6. En deuxième lieu, est recevable à former une intervention, devant le juge du fond comme devant le juge de cassation, toute personne qui justifie d'un intérêt suffisant eu égard à la nature et à l'objet du litige.
7. Pour juger que le tribunal administratif avait à bon droit refusé d'admettre les interventions en défense de M. B, propriétaire du château de la Roche du Maine, au soutien des conclusions de la préfète de la Vienne tendant au rejet des requêtes de la société Ferme éolienne de Nueil-sous-Faye dirigées contre les refus de permis de construire et d'autorisation d'exploiter, la cour administrative d'appel a relevé que la propriété de l'intéressée était distante de cinq kilomètres des quatre éoliennes litigieuses, dont la hauteur totale sera de 158 mètres. Elle a jugé que, même si, selon l'étude d'impact, le parc éolien serait visible depuis l'extérieur du château au-delà du bois, et pourrait se trouver, selon différents avis, en situation de co-visibilité avec le parc du château, M. B ne justifiait pas, au regard tant de la distance qui sépare le château du site retenu pour l'emplacement du projet éolien que des caractéristiques de l'implantation du château et de la configuration des lieux, d'un intérêt suffisant pour intervenir. En statuant ainsi, en l'état de ses constatations souveraines et de l'argumentation dont elle était saisie, la cour administrative d'appel n'a pas commis d'erreur de qualification juridique.

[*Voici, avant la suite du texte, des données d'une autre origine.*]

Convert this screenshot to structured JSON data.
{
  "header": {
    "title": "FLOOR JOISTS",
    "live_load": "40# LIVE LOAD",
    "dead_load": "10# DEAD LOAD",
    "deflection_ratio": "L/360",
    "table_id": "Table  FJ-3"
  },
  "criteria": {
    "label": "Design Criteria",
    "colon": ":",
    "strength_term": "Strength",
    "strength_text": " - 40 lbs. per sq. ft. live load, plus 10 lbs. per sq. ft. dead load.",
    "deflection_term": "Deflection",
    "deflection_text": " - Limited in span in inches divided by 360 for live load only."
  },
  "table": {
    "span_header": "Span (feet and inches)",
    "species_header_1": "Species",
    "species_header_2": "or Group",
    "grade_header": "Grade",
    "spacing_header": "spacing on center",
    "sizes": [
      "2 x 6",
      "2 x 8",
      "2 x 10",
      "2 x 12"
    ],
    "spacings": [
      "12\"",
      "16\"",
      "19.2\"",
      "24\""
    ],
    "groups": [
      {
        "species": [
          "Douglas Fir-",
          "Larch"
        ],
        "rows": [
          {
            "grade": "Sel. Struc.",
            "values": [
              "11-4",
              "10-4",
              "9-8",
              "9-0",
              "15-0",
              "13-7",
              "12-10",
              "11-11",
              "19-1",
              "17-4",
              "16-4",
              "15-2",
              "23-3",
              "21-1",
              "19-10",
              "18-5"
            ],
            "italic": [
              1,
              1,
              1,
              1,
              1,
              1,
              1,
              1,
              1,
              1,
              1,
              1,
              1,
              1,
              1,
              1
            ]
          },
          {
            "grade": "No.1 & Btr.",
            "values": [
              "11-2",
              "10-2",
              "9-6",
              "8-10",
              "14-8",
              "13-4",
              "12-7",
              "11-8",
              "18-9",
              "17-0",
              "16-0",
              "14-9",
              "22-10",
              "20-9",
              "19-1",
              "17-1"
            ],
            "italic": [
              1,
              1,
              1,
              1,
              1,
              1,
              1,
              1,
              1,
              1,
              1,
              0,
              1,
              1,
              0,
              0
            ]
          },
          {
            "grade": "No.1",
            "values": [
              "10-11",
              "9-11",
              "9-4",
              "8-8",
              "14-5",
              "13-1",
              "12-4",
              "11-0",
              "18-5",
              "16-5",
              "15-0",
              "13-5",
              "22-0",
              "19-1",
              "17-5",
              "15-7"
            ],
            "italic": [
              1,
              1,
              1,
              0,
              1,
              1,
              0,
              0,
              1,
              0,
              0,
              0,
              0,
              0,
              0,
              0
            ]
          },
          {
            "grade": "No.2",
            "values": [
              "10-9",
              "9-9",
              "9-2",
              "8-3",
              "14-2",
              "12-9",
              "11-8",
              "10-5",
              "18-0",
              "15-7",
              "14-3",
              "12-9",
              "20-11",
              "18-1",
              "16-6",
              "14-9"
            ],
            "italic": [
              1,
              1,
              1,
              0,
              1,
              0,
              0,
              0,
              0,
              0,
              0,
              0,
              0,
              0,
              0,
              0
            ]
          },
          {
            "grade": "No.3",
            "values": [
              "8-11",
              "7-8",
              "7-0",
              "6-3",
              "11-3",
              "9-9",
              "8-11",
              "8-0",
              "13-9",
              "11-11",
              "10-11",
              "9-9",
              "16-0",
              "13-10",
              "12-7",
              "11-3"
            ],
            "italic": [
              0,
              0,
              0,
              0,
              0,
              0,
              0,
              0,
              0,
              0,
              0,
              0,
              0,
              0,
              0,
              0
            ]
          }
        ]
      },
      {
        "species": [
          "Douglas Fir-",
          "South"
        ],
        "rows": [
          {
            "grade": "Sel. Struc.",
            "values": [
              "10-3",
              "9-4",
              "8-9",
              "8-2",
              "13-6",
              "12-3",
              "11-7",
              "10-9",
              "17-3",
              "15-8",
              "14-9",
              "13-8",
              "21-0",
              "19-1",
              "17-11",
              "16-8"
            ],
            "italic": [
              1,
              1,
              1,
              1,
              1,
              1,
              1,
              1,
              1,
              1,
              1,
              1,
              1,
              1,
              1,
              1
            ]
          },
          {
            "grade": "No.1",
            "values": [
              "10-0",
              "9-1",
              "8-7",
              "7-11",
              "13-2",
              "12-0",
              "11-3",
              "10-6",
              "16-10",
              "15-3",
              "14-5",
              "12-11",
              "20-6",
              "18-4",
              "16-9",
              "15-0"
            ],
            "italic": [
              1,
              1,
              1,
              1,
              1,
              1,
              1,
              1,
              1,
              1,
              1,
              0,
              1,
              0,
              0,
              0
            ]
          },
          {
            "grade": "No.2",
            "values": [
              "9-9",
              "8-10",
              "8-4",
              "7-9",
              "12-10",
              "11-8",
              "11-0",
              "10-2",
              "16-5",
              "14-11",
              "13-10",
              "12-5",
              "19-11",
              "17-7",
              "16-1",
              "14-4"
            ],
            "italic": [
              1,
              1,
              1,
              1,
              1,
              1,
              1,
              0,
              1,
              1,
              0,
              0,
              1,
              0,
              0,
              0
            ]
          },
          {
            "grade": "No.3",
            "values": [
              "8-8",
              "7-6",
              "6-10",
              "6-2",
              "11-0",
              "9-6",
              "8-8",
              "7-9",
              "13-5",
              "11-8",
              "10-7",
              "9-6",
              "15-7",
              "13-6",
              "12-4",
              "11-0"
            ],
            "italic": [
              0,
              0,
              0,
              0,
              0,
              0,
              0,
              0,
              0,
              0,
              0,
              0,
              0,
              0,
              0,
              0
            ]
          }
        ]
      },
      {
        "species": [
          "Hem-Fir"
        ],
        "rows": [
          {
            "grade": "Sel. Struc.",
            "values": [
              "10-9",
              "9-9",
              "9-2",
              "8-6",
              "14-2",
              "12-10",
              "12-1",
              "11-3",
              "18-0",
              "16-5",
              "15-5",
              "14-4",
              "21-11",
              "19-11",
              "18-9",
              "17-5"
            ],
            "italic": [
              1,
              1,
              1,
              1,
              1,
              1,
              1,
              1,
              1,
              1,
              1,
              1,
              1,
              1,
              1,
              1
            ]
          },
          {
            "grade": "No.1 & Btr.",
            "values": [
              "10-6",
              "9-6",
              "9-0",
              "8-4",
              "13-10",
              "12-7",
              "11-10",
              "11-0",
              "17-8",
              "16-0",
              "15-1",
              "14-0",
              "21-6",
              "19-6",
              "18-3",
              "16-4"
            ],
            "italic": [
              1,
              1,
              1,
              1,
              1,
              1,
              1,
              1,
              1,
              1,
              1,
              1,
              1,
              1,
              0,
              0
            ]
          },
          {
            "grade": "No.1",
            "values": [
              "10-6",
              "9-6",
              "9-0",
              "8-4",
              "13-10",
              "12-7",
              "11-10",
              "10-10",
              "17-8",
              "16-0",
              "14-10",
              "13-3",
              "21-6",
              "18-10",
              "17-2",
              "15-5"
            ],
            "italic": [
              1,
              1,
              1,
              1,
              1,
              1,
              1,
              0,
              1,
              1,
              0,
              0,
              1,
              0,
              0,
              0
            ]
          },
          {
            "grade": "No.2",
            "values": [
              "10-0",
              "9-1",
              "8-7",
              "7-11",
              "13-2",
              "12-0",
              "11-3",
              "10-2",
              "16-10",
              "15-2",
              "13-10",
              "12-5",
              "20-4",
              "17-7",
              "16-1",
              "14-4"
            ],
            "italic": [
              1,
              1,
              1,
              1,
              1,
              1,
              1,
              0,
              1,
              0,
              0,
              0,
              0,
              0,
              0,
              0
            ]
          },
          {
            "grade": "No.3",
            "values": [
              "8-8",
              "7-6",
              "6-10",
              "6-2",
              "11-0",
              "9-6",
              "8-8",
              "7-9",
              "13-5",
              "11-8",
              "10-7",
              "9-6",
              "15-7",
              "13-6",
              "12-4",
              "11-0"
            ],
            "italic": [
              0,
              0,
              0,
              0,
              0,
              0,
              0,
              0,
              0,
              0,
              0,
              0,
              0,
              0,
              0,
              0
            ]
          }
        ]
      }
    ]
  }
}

8. En troisième lieu, il résulte de ce qui a été dit précédemment que la cour n'a pas entaché son arrêt d'erreur de qualification juridique en jugeant que M. B, dont l'intervention en défense n'a pas été admise par le tribunal administratif, s'il pouvait former appel contre le jugement en tant qu'il n'avait pas admis son intervention, n'était en revanche pas recevable à contester le jugement en tant qu'il statuait sur les refus de permis de construire contestés par la société demanderesse, dès lors qu'il ne justifiait pas qu'il aurait eu qualité pour former tierce opposition à l'encontre de ce jugement.
9. En quatrième lieu, d'une part, lorsque le juge administratif annule un refus d'autoriser une installation classée pour la protection de l'environnement et accorde lui-même l'autorisation aux conditions qu'il fixe ou, le cas échéant, en renvoyant le bénéficiaire devant le préfet pour la fixation de ces conditions, la voie de la tierce opposition est ouverte contre cette décision. Afin de garantir le caractère effectif du droit au recours des tiers en matière d'environnement, et eu égard aux effets sur les intérêts mentionnés à l'article L. 511-1 du code de l'environnement de la décision juridictionnelle délivrant une autorisation d'exploiter, la voie de la tierce opposition est ouverte aux tiers qui justifieraient d'un intérêt suffisant pour demander l'annulation de la décision administrative d'autorisation, sans qu'ils aient à justifier d'un droit lésé. Le tiers peut invoquer tout moyen à l'appui de sa tierce opposition.
10. D'autre part, pour pouvoir contester une décision prise au titre de la police des installations classées, les tiers doivent justifier d'un intérêt suffisamment direct leur donnant qualité pour en demander l'annulation, compte tenu des inconvénients et dangers que présente pour eux l'installation en cause, appréciés notamment en fonction de la situation des intéressés et de la configuration des lieux.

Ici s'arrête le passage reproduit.